The San Francisco office market is in crisis. While sublease space year-to-date is up from 2021 in every US metro area, San Francisco has been the most impacted by the broad adoption of hybrid and fully remote work models. While the initial dumping of office space for sublease peaked in availability at 10 million SF in first quarter 2001, sublease availability has stalled at 8,000,000 SF each quarter since, and exacerbates as new companies each month come to the realization that their office space commitments are excessive, or even unnecessary. These are remarkable data points as the historic high-water mark for sublease availability was during the 2001 Tech Wreck at 5,000,000 SF.
Landlords Have Their Own Problems
What is further staggering is that this sublease inventory makes up approximately 27% of the total San Francisco office space availability, the highest percentage in the entire country—San Francisco tenants have become landlords’ biggest competitors. Adding to the historic glut of sublease space, landlords also have a historic surplus of office space for lease now with 23,000,000 SF on the market. That is almost double of any historic precedent, and has been growing by approximately 1,000,000 SF every quarter since the beginning of 2021, with no real end in sight.
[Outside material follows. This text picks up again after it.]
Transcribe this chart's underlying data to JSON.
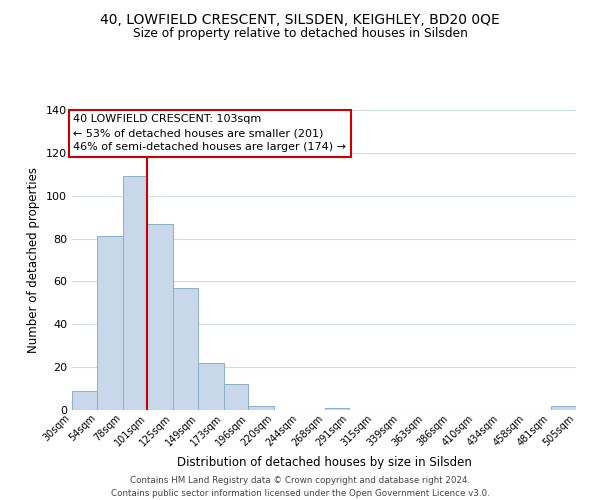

What will ultimately prove most impactful on San Francisco office landlords—and finally drag down the artificially propped up market asking rents—is approximately 40% of all San Francisco spaces offered for sublease are set to expire by the end of 2024. While landlords are cozy collecting rent on today’s 8.6M SF of sublease offerings, every month some of those subleases will expire and the space will revert back to landlords to lease.
Sublease Opportunities for Small to Medium Sized Businesses Dominate
What is so exciting about these opportunities is that the bulk of the sublease inventory—82% of the 657 subleases in San Francisco today—are 20,000 SF and below. For a company looking for a small space under 5,000 SF, there are 173 options—there are 207 options if a tenant needs between 10,000 and 20,000 SF. For the tenants that make up the bulk of the San Francisco market by numbers, the world is your oyster! Additionally, for larger companies that are sending many of their employees remote and looking to downsize, the market has plentiful good options to get smaller versus negotiating with your landlord, or letting a traditional landlord broker make you feel captive or limited.
While landlords and their full-service brokerage firms that represent primarily landlords and sometimes tenants try to support the glass floor on pricing, Hughes Marino is uniquely positioned to leverage tenants into the market with a view to a better future, and to test the market for discovery. It takes a tenant-side perspective to make market conditions work best for the tenants’ benefit, as brokers at the full-service landlord firms hear the constant drumbeat of an alternative reality that the office market is active and improving—when in fact it’s not. As San Francisco tenants consider their leasing needs over the next two to three years, they need to understand that they have historically high leverage, and that the market is rapidly accelerating to become a tenants’ market. Tenants will have more options and leverage than ever before, whether it means moving to a well-below market sublease, downsizing in place and reducing footprint, or for those needing to expand, more options and better pricing than we have seen in a decade.